The third join, a left_join() with clubs, gets us the name of the club (the title column).

We then use mutate() to calculate the full_name column, select() to give three columns more informative names, and then the kable commands to format the table display.

11 semi_join()

  • Description: all info from left but only for those that are also in right
  • Rows included: all from left that match in right
  • Columns included: only those from left

11.1 Template

LEFT_DF |> 
  semi_join(RIGHT_DF, 
            join_by(LEFTKEY == RIGHTKEY))

11.2 Example 1

The question: List those students who have jobs.

students |>
    semi_join(employment, join_by(id == student))

This semi_join() statement selects all of the columns from students but only those rows for which students.id is in the student column of employment. That is, it lists all student information for those students who have jobs.

11.3 Example 2

The question: List students who have both jobs and membership in clubs.

students |>
    semi_join(employment, join_by(id == student)) |>
    semi_join(membership, join_by(id == student))

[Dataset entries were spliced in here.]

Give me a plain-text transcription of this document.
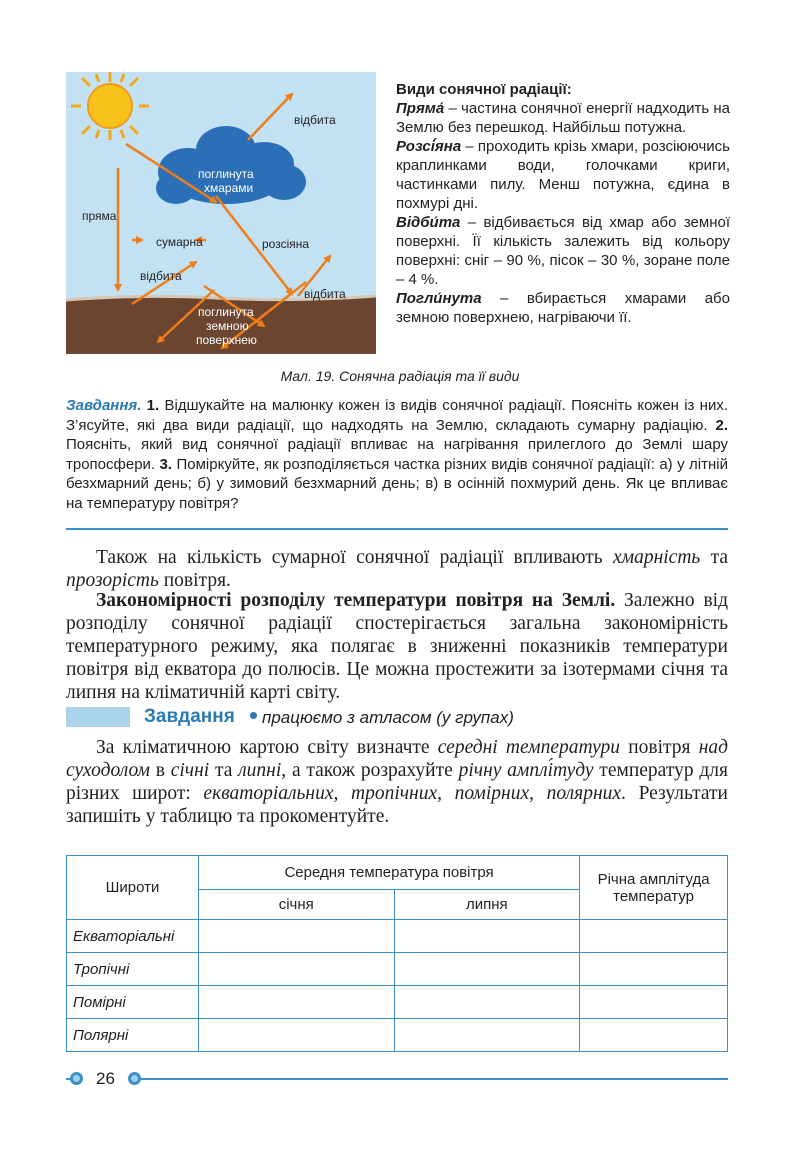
пряма
сумарна
відбита
відбита
розсіяна
відбита
поглинута
хмарами
поглинута
земною
поверхнею

Види сонячної радіації:

Пряма́ – частина сонячної енергії надходить на Землю без перешкод. Найбільш потужна.

Розсі́яна – проходить крізь хмари, розсіюючись краплинками води, голочками криги, частинками пилу. Менш потужна, єдина в похмурі дні.

Відби́та – відбивається від хмар або земної поверхні. Її кількість залежить від кольору поверхні: сніг – 90 %, пісок – 30 %, зоране поле – 4 %.

Погли́нута – вбирається хмарами або земною поверхнею, нагріваючи її.

Мал. 19. Сонячна радіація та її види
Завдання. 1. Відшукайте на малюнку кожен із видів сонячної радіації. Поясніть кожен із них. З’ясуйте, які два види радіації, що надходять на Землю, складають сумарну радіацію. 2. Поясніть, який вид сонячної радіації впливає на нагрівання прилеглого до Землі шару тропосфери. 3. Поміркуйте, як розподіляється частка різних видів сонячної радіації: а) у літній безхмарний день; б) у зимовий безхмарний день; в) в осінній похмурий день. Як це впливає на температуру повітря?

Також на кількість сумарної сонячної радіації впливають хмарність та прозорість повітря.

Закономірності розподілу температури повітря на Землі. Залежно від розподілу сонячної радіації спостерігається загальна закономірність температурного режиму, яка полягає в зниженні показників температури повітря від екватора до полюсів. Це можна простежити за ізотермами січня та липня на кліматичній карті світу.

Завдання працюємо з атласом (у групах)

За кліматичною картою світу визначте середні температури повітря над суходолом в січні та липні, а також розрахуйте річну амплі́туду температур для різних широт: екваторіальних, тропічних, помірних, полярних. Результати запишіть у таблицю та прокоментуйте.

Широти	Середня температура повітря		Річна амплітуда температур
	січня	липня	
Екваторіальні			
Тропічні			
Помірні			
Полярні			
26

This query starts the same as the previous one. Let’s explain what happens:

students |> semi_join(employment,...)
Again, this has selected all student information for those students who have jobs. The result is a data frame with the same columns as are in students but fewer rows (since not all students have jobs).
|> semi_join(membership,...)
Now, taking the input from the previous join, this join selects only those rows for students that are members of a club.

After going through both joins, the result is the set of students who have both a job and membership in a club.